これは本当にごく一部なのですが、この後にもずらーっと項目が続きます。

項目をみていると、美容外科が繁盛する理由がわかるような気がします。だって、すごく診療している項目が多いんですもの。

美容上のコンプレックスみたいなもののほとんどは、美容外科で対処できるのではないか、というほどに項目が挙げられています。

これらの美容外科で行われいてる多くの処置は保険適用されませんから、患者さんは治療に関する費用を全額自己負担することになります。

例えば二重まぶたへの美容整形なんかは生きていく上で必要であるというわけではないですから、保険診療ではなく自由診療となっているわけですね。

ちなみに自由診療であったとしても、病院側が広告することはできないようです。ちなみにウェブサイトは広告でないと判断されているようですね(詳細はこちら

美容外科で働いている医者の特徴

これらの美容外科で働いている先生の特徴を考えていきます。

収入が良い

まず、これらの美容外科で働いている医師の特徴はとして、収入が良いことが挙げられると思います。

上記にも書いた通り美容外科は自由診療ですから、こつこつと保険診療行っている病院よりは、多くの収益を上げることができます。

したがって美容外科で働いている医師の給料と言うのは、一般的な病院に勤務している医師も高くなっています。

求人広告でもこのような美容外科の求人を時折見かけます。働き方にもよるのでしょうけれど、給料が通常の勤務医に比べて2倍とか3倍ぐらいもらえることも珍しくありません。

年齢層が若い

また全体的に若い先生が働いているというのも、1つの特徴でしょうか。

若い先生が多い背景には、美容外科での行われる手技の多くは、長年の経験が要求されるものではないようなんです。

もし美容整形に、胃癌や食道癌の手術のように10-20年の経験が必要とされるのであれば、これほどまでに美容外科が乱立することはないでしょう。

これほどまで多くの広告を目にするのは、それだけ新規参入しやすい業界であることの裏返しなのだと思います。

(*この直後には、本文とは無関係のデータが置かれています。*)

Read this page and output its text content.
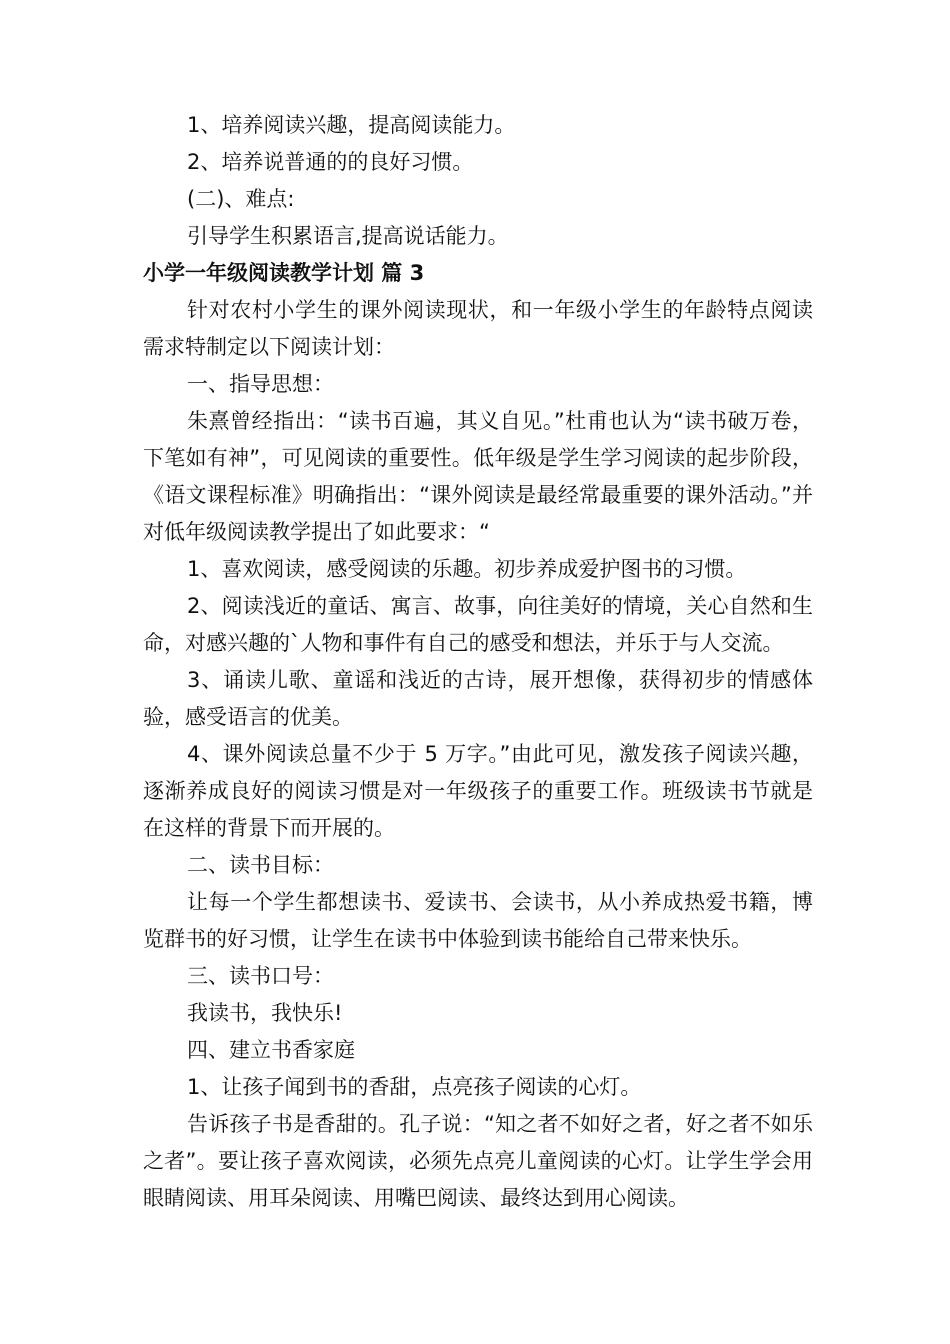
1、培养阅读兴趣，提高阅读能力。

2、培养说普通的的良好习惯。

(二)、难点:

引导学生积累语言,提高说话能力。

小学一年级阅读教学计划 篇 3

针对农村小学生的课外阅读现状，和一年级小学生的年龄特点阅读需求特制定以下阅读计划：

一、指导思想：

朱熹曾经指出：“读书百遍，其义自见。”杜甫也认为“读书破万卷，下笔如有神”，可见阅读的重要性。低年级是学生学习阅读的起步阶段，《语文课程标准》明确指出：“课外阅读是最经常最重要的课外活动。”并对低年级阅读教学提出了如此要求：“

1、喜欢阅读，感受阅读的乐趣。初步养成爱护图书的习惯。

2、阅读浅近的童话、寓言、故事，向往美好的情境，关心自然和生命，对感兴趣的`人物和事件有自己的感受和想法，并乐于与人交流。

3、诵读儿歌、童谣和浅近的古诗，展开想像，获得初步的情感体验，感受语言的优美。

4、课外阅读总量不少于 5 万字。”由此可见，激发孩子阅读兴趣，逐渐养成良好的阅读习惯是对一年级孩子的重要工作。班级读书节就是在这样的背景下而开展的。

二、读书目标：

让每一个学生都想读书、爱读书、会读书，从小养成热爱书籍，博览群书的好习惯，让学生在读书中体验到读书能给自己带来快乐。

三、读书口号：

我读书，我快乐!

四、建立书香家庭

1、让孩子闻到书的香甜，点亮孩子阅读的心灯。

告诉孩子书是香甜的。孔子说：“知之者不如好之者，好之者不如乐之者”。要让孩子喜欢阅读，必须先点亮儿童阅读的心灯。让学生学会用眼睛阅读、用耳朵阅读、用嘴巴阅读、最终达到用心阅读。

外科系の診療科出身の医師でなくとも美容外科への転向は容易なようですし、経験のない若い先生でも務まる分野であるのかもしれません。

売上に対する圧力がありそう

私の同級生も、初期研修を終えて2名ほど美容外科に進んだ先生がいました。2人とも1年ぐらいは美容外科で働いていたようなのですが、その後は消息不明になっています。

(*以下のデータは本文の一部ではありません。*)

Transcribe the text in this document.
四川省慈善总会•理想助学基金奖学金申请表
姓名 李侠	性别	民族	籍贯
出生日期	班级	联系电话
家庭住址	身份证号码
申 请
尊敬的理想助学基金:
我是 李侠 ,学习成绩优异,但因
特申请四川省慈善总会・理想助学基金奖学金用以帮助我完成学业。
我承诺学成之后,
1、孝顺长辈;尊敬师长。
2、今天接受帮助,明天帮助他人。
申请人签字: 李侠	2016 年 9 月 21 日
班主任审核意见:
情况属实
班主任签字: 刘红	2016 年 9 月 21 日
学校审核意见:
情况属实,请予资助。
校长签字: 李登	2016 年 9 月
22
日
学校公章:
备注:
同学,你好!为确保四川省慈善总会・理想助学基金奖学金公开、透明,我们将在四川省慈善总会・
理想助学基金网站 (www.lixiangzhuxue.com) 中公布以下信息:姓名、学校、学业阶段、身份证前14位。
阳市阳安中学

美容外科は自由診療ですから、待っているだけでは患者はやってきません。自ら大々的な広告を売って、患者を集めてくる必要があるのです。

また他社との競争も激しいいですから、売上に対する圧力は一般病院よりも何倍も厳しいことが予想されます。

たくさんの給料が得られる一方で、あまり長く続かない職場なのかもしれません。

美容外科って何をやっているのだろう?

いかんせん全体的には、美容外科は何をやっているのかよくわからないのです。

美容外科に患者さんを紹介したこともないですし、逆に美容外科から紹介状がきたこともありません。

美容外科の先生と電話で患者さんの情報についてやりとりしたこともないですし、美容外科で働いている知り合いの先生というのもいないわけです。

医師免許をもった同業者でありながら、まさに実態のわからない美容外科という分野なのです。